7 arrêts, et un score auquel les dix hommes devant lui n'avaient aucun droit. On ne remarque les gardiens que les mauvais jours ; celui-ci faisait partie des autres.
« J'ai écouté, j'ai réfléchi, et je reste. C'est toute l'histoire. » Les clubs s'étaient entendus sur une indemnité. Brian Gonzalez ne s'était pas entendu pour partir, et c'est finalement ce qui comptait.
Notes des joueurs24/08/2026
Brian Gonzalez, 20 ans, joue comme s'il était là depuis des années — 7.63
Une note de 7.63 veut dire une chose à côté du nom d'un joueur de vingt-neuf ans et tout autre chose à côté de celui d'un joueur de 20 ans. Personne dans le stade n'a eu besoin qu'on le lui explique.
Freddy Uribe et un coéquipier se sont dit cette semaine des choses qu'il faudra plus d'une semaine pour effacer. Il ne s'agissait pas de football, et les deux jouent samedi.
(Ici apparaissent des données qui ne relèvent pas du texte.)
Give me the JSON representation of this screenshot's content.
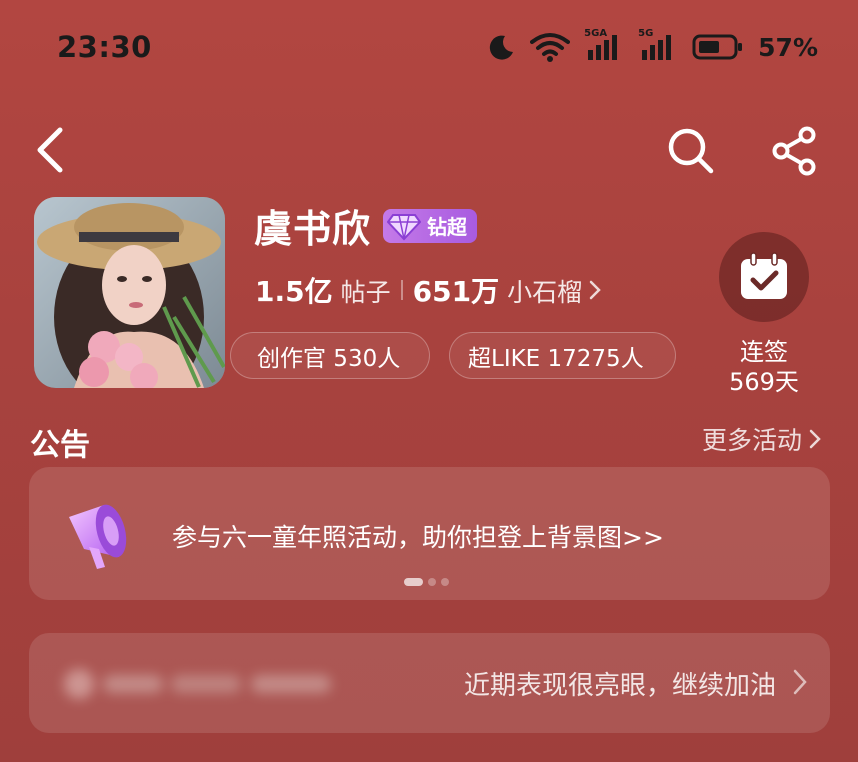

À 19 ans, on chante son nom des gens qui ont le double de son âge : une affection qu'une recrue met des années à mériter et qu'un gamin du coin obtient en se présentant. C'est aussi la chose la plus difficile à assumer dans ce sport.
En bref
Le bancL'entraîneur fait de Freddy Uribe un exemple
Cristian Arias ne pouvait rêver mieux pour sa première — 7.67
Les débuts se survivent, ils ne se savourent pas. Celui-ci s'est savouré : 7.67, 1 buts, et un entraîneur à qui l'on demande déjà s'il sera titulaire la semaine prochaine.
Un nom de plus sur la liste : Feyenoord a posé la question que tout le football se pose au sujet de Julian Palacios. La réponse de La Equidad n’a pas changé — pour l’instant.
« J’ai de l’ambition, et j’aimerais que le club la partage. » Personne n’a demandé à partir, personne n’a été poussé dehors — mais un joueur choisit cette phrase avec soin, et une direction l’entend exactement comme elle a été pensée.
La version générale de cette plainte est qu'un joueur veut davantage. La version précise nomme la chose : il veut sortir sous les projecteurs face à des clubs d'autres pays, et il a cessé de prétendre le contraire.
Il ne s'agissait pas de football, et tous ceux qui ont vu la scène le savent. Deux hommes qui doivent jouer ensemble samedi se sont dit cette semaine au La Equidad des choses qui prendront plus d'une semaine à effacer.
6 buts dans un match, Cristian Arias sur la feuille et un score qui ressemblera à une coquille. Les neutres ne pouvaient pas demander davantage au La Equidad et à Santa Fe.